На долю соцарта выпал короткий век. Несколько застойных лет, несколько перестроечных - и все. Впрочем, мировой успех был. И рыночный тоже. Издеваться над советской властью и советскими догмами в картинках было в брежневские времена не всегда безопасно, но всегда легко. Этим оружием - насмешкой - противник не владел. Вскоре гонения и вовсе прекратились, а западный рынок, наоборот, открылся. Наиболее расторопные и удачливые шутники вышли в генералы и мировые знаменитости. В девяностые годы началось умирание. Удар пришел неожиданно от казалось бы давно уже покойного врага, на костях которого так хорошо и легко плясалось. Официальный соцреализм сдался во время перестройки без сопротивления, заполз в запасники и замер там, освободив рынок, прессу и выставочные залы заклятому врагу, глямящемуся над самым дорогим, - творческим методом, стилем и идеологическим содержанием. Что мог противопоставить этому напору вялый, бесцветный и лживый брежневский официоз?

Брежневский не мог, а сталинский смог. Из запасников стала появляться настоящая советская живопись времен расцвета империи. Пародийные поделки не выдержали сопоставления с прототипом. "Искусство из протеста“ было не менее идеологизировано. Но настоящая тоталитарная живопись оказалась сильнее, глубже, трагичнее, злее. И разнообразнее. И качественней. И правдивей.
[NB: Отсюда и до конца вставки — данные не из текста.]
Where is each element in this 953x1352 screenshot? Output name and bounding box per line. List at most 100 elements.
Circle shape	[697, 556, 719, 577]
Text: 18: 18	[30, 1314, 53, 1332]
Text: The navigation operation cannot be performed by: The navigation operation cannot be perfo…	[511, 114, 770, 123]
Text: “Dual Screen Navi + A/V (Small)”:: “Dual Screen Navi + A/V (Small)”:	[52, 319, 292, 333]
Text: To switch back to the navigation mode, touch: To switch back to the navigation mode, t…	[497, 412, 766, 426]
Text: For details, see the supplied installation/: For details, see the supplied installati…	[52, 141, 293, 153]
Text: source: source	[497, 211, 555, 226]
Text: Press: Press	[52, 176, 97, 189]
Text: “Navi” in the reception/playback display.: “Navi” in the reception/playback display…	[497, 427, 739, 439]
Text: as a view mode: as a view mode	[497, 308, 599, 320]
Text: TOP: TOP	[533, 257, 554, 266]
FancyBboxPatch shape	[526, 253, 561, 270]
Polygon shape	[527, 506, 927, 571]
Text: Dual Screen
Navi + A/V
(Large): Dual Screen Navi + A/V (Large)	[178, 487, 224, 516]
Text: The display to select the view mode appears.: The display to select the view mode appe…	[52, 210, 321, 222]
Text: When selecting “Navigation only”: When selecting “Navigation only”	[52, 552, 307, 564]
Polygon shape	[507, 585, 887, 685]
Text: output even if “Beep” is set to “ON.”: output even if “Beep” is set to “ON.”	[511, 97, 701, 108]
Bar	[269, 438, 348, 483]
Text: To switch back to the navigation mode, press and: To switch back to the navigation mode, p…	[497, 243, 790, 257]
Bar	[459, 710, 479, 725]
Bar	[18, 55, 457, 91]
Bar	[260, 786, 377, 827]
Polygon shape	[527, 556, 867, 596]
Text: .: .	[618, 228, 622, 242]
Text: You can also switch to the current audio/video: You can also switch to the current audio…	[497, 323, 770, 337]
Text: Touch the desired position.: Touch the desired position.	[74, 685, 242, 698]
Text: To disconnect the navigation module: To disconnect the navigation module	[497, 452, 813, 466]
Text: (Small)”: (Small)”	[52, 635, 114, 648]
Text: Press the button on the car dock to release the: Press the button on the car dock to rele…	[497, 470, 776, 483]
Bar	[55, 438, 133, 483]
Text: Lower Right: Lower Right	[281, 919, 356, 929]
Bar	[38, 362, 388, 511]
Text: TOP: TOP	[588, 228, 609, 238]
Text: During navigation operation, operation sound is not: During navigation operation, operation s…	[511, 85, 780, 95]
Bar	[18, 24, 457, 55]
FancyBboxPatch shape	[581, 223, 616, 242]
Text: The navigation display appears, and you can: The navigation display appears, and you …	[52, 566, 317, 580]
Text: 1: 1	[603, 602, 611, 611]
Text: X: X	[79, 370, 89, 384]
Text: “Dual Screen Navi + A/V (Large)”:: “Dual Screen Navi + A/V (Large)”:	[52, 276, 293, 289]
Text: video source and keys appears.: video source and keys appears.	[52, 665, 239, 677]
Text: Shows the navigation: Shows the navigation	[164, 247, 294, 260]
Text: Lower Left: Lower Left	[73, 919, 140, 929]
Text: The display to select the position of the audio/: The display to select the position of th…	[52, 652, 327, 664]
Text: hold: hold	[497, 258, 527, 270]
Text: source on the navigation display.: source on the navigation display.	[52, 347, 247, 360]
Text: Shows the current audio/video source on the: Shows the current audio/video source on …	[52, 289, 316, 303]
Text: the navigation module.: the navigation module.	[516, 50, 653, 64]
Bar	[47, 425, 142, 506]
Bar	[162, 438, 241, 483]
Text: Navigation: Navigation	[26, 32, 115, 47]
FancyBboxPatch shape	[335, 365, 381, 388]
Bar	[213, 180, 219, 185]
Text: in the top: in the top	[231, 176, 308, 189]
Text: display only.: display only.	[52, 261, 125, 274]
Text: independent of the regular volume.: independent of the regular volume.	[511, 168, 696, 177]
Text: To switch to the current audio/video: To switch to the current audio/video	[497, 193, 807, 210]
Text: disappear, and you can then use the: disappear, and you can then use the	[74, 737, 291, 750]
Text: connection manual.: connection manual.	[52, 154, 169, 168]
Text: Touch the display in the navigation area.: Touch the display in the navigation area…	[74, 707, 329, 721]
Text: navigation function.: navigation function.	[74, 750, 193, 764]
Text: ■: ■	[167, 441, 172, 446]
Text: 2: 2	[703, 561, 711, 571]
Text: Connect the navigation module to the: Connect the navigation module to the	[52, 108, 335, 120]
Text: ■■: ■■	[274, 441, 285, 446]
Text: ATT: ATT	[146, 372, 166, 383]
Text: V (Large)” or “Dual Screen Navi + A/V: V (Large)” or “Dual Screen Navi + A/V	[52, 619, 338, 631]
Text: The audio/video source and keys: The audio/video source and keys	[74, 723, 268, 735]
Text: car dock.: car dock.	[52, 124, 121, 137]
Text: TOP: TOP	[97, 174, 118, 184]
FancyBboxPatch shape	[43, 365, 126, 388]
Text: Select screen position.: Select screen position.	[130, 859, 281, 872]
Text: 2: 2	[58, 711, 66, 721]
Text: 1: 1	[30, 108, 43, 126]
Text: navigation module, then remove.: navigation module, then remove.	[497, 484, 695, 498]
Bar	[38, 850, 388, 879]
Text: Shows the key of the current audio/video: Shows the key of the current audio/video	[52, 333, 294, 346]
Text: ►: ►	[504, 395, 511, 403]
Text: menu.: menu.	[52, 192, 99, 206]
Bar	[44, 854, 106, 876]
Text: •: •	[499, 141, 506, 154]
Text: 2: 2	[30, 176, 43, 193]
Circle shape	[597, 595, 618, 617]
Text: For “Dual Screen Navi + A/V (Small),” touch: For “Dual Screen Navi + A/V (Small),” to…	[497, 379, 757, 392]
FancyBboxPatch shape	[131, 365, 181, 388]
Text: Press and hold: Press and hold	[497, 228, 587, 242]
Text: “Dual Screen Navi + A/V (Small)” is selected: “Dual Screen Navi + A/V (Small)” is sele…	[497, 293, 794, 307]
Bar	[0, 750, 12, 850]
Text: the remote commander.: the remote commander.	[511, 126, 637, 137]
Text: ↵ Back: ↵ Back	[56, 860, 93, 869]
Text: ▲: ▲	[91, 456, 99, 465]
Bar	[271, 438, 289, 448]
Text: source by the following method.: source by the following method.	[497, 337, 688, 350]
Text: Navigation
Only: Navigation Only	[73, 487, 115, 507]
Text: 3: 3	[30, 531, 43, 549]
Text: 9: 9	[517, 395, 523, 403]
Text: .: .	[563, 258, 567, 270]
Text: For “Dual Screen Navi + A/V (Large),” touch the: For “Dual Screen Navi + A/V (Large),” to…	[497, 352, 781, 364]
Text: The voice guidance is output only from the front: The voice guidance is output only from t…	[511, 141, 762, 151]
Александр Глезер, специалист по нонконформизму, издатель и галерист, в статье "Соцреализм не пройдет“ (МН, №35,1994) противопоставил "настоящих“ подпольных художников "фальшивым“ официальным - Лактионову, Герасимову, Налбандяну, Бродскому и т.д. "...создававшим лживое искусство, то есть бывшим искусными ремесленниками“. Это противопоставление - редкий для нонконформистского искусствоведения экскурс в обычную историю искусств - абсолютно не работает.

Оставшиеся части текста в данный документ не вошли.